Псарня располагалась на заднем дворе и Герцог, которого как следует подкололи антибиотиками, очень радовался, когда к нему кто-то приходил. Давать ему команды было бессмысленно, а его рост и постоянно растущий вес, делали его восторги опасными.
Я была рада, что послушала Маркуса и переоделась в кроссовки и джинсы.
Все возвращалось назад, на круги своя.
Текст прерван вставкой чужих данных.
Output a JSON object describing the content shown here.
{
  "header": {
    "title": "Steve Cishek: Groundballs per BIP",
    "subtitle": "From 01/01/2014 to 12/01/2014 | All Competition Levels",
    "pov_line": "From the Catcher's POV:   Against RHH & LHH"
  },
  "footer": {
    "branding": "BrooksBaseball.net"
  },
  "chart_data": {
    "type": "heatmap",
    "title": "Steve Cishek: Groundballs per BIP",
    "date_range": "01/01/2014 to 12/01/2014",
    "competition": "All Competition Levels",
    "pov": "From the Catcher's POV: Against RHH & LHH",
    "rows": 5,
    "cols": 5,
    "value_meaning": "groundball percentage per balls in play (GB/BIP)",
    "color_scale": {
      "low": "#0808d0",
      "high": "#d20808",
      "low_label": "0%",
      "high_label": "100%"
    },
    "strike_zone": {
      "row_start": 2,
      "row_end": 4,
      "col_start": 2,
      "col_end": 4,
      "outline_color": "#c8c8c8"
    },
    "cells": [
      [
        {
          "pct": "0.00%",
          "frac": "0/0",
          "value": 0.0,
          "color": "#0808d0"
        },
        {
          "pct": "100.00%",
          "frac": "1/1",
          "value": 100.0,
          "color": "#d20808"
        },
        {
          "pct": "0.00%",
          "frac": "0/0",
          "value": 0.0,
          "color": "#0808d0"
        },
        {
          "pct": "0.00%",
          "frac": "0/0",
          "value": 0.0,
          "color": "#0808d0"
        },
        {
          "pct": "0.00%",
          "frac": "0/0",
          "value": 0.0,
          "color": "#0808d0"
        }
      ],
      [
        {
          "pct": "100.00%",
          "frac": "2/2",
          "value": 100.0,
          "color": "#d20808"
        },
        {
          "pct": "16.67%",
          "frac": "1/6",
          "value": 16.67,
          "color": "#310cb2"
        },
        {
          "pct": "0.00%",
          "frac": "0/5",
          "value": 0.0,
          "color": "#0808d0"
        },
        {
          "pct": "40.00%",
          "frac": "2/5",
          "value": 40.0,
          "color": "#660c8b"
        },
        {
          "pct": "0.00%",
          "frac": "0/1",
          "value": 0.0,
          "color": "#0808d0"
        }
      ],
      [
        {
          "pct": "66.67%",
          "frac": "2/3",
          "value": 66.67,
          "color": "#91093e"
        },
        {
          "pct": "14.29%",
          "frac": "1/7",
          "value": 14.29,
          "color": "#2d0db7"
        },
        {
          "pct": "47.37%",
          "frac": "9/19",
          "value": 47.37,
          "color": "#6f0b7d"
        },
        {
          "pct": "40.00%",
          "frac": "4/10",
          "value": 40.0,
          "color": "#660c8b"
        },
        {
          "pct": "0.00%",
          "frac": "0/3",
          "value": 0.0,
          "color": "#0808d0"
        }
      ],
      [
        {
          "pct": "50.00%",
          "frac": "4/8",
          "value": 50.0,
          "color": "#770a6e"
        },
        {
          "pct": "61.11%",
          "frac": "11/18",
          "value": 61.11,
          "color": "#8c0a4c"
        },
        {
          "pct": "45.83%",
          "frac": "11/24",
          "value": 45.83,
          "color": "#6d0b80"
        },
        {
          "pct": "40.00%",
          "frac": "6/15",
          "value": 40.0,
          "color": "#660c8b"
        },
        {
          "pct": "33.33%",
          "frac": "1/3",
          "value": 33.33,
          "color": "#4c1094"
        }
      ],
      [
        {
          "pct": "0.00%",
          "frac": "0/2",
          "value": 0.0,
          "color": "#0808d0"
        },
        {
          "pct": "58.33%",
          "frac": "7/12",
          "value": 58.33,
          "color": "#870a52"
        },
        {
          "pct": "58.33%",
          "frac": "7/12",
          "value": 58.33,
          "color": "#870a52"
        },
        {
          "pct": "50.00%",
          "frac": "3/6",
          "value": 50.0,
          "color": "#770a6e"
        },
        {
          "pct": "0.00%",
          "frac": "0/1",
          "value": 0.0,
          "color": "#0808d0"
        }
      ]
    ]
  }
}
Псарня, я и огромная по сравнению со мной, псина…
Мне почти что в живую почудился горячий собачий дух, мокрый язык и подрагивающая спина Греты. То, как она ложилась на место, как приказал отец, но стоило ему закрыть дверь, легко, как кошка, запрыгивала на мой матрас. Как ее горячий мокрый язык залеплял мне лицо и нос, а я, смеясь, пыталась оттолкнуть от себя собаку, которая была в два раза тяжелее меня.
Примерно так же проходили все встречи с Герцогом.
В псарне слышались голоса. Решив, что это Себастьян, который привязался к моему псу, я вытерла слезы и толкнула обитую войлоком деревянную дверь. Отец, сидевший в кресле, повернул ко мне бледное, пожелтевшее от лекарств лицо. Он был такой худой, такой старый, – постаревший за две недели на миллион лет. И такой бесконечно усталый, что слезы вскипели вновь.
– Ты должен быть в постели!
– Я там провел кучу времени, – ответил он, лаская большую черную голову Герцога. Глаза у него уже давно не текли, а уши пахли гораздо лучше. – Какой же ласковый пес… И такой красавец будет, когда поправится.